There was silence for a moment, then Benton-Ramirez y Chou nodded.

“That’s becoming a steadily more likely scenario,” he said grimly. “And that’s hard.” He shook his head, his expression sad. “I’ve known the League was rotten at the core for almost my entire life, but it was still the Solarian League. It was still the heir of all Mankind’s greatness, and for all its warts, it was still my star nation. And now this.” He shook his head again. “Now it looks like I ‘m going to be directly party to the actions which bring the whole tottering edifice crashing down. And I can’t be sure we’re not doing exactly what those Mesan bastards want us to be doing.”

“The last thing we can afford to do is allow ourselves to be paralyzed for fear we might be doing what they want, Uncle Jacques,” Honor said quietly, almost gently. “Judah’s right about that. And I know you. For that matter, I know Beowulfers. If it comes down to doing what you think is right or sacrificing your most basic principles to preserve a system as corrupt as the League’s proving it is, I know what you’re going to decide.”

“Always so black-and-white for you Manties,” her uncle teased her gently, and Elizabeth chuckled.

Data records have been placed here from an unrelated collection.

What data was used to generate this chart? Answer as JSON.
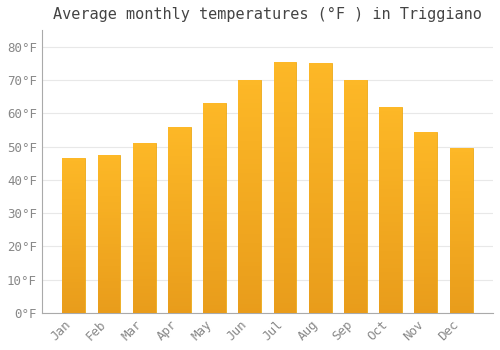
{
  "title": "Average monthly temperatures (°F ) in Triggiano",
  "months": [
    "Jan",
    "Feb",
    "Mar",
    "Apr",
    "May",
    "Jun",
    "Jul",
    "Aug",
    "Sep",
    "Oct",
    "Nov",
    "Dec"
  ],
  "values": [
    46.5,
    47.5,
    51.0,
    56.0,
    63.0,
    70.0,
    75.5,
    75.0,
    70.0,
    62.0,
    54.5,
    49.5
  ],
  "bar_color_top": "#FDB827",
  "bar_color_bottom": "#F5A200",
  "background_color": "#FFFFFF",
  "grid_color": "#E8E8E8",
  "yticks": [
    0,
    10,
    20,
    30,
    40,
    50,
    60,
    70,
    80
  ],
  "ylim": [
    0,
    85
  ],
  "title_fontsize": 11,
  "tick_fontsize": 9,
  "tick_color": "#888888",
  "title_color": "#444444",
  "font_family": "monospace"
}
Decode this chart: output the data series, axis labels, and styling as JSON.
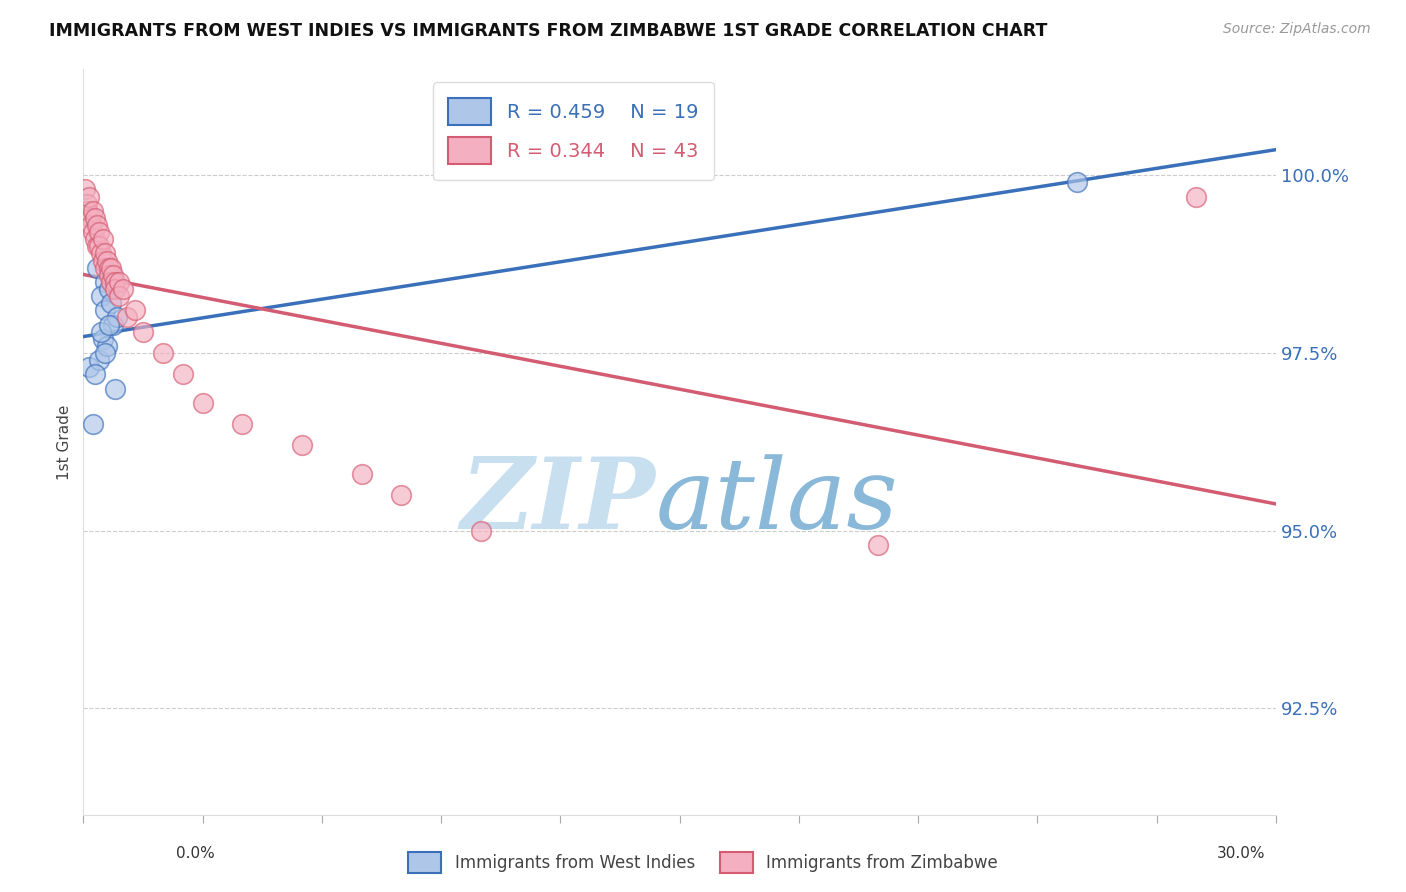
{
  "title": "IMMIGRANTS FROM WEST INDIES VS IMMIGRANTS FROM ZIMBABWE 1ST GRADE CORRELATION CHART",
  "source": "Source: ZipAtlas.com",
  "ylabel": "1st Grade",
  "xlim": [
    0.0,
    30.0
  ],
  "ylim": [
    91.0,
    101.5
  ],
  "yticks": [
    92.5,
    95.0,
    97.5,
    100.0
  ],
  "ytick_labels": [
    "92.5%",
    "95.0%",
    "97.5%",
    "100.0%"
  ],
  "legend_blue_label": "R = 0.459    N = 19",
  "legend_pink_label": "R = 0.344    N = 43",
  "blue_color": "#aec6e8",
  "pink_color": "#f4afc0",
  "blue_line_color": "#3a6fba",
  "pink_line_color": "#d45c72",
  "blue_scatter": {
    "x": [
      0.15,
      0.35,
      0.55,
      0.45,
      0.65,
      0.55,
      0.7,
      0.75,
      0.85,
      0.5,
      0.4,
      0.6,
      0.3,
      0.45,
      0.55,
      0.65,
      0.25,
      0.8,
      25.0
    ],
    "y": [
      97.3,
      98.7,
      98.5,
      98.3,
      98.4,
      98.1,
      98.2,
      97.9,
      98.0,
      97.7,
      97.4,
      97.6,
      97.2,
      97.8,
      97.5,
      97.9,
      96.5,
      97.0,
      99.9
    ]
  },
  "pink_scatter": {
    "x": [
      0.05,
      0.1,
      0.1,
      0.15,
      0.2,
      0.2,
      0.25,
      0.25,
      0.3,
      0.3,
      0.35,
      0.35,
      0.4,
      0.4,
      0.45,
      0.5,
      0.5,
      0.55,
      0.55,
      0.6,
      0.65,
      0.65,
      0.7,
      0.7,
      0.75,
      0.8,
      0.8,
      0.9,
      0.9,
      1.0,
      1.1,
      1.3,
      1.5,
      2.0,
      2.5,
      3.0,
      4.0,
      5.5,
      7.0,
      8.0,
      10.0,
      20.0,
      28.0
    ],
    "y": [
      99.8,
      99.6,
      99.5,
      99.7,
      99.4,
      99.3,
      99.5,
      99.2,
      99.4,
      99.1,
      99.3,
      99.0,
      99.2,
      99.0,
      98.9,
      99.1,
      98.8,
      98.9,
      98.7,
      98.8,
      98.7,
      98.6,
      98.7,
      98.5,
      98.6,
      98.5,
      98.4,
      98.5,
      98.3,
      98.4,
      98.0,
      98.1,
      97.8,
      97.5,
      97.2,
      96.8,
      96.5,
      96.2,
      95.8,
      95.5,
      95.0,
      94.8,
      99.7
    ]
  },
  "watermark_zip": "ZIP",
  "watermark_atlas": "atlas",
  "watermark_color_zip": "#c8dff0",
  "watermark_color_atlas": "#8ab8d8",
  "background_color": "#ffffff",
  "grid_color": "#cccccc"
}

“And you decadent Beowulfers always trying to convince us that you see only shades of gray,” she riposted.

“Well, usually, that’s what it is.” Benton-Ramirez y Chou’s tone was suddenly much more serious. “But sometimes, it isn’t, and my long, tall niece here has a point.” He smiled a little sadly at Honor. “Comfortable or not, when those ‘sometimes’ come along, the only coinage history seems willing to accept is our lives, our fortunes, and our sacred honor.”

Chapter Twenty-Five

“Tell me again how maneuvering Beowulf into a false position was supposed to help us, Innokentiy. I seem to be having a little trouble following the logic.”

Omosupe Quartermain’s voice was uncharacteristically harsh, and her blue eyes were hard as she glowered at Innokentiy Kolokoltsov across the table. The two of them sat in a high security conference room in an unusual private, face-to-face meeting with neither their colleagues nor a single aide present, and the permanent senior undersecretary of commerce was not a happy woman.

“I think it still is going to help us in the long run,” Kolokoltsov replied patiently. “I don’t say it worked as well as I hoped it would, because it sure as hell didn’t. And I don’t know if it’s going to help us enough, either, but please remember that I never said it was a good option in the first place. I only said it was the best one available to us.”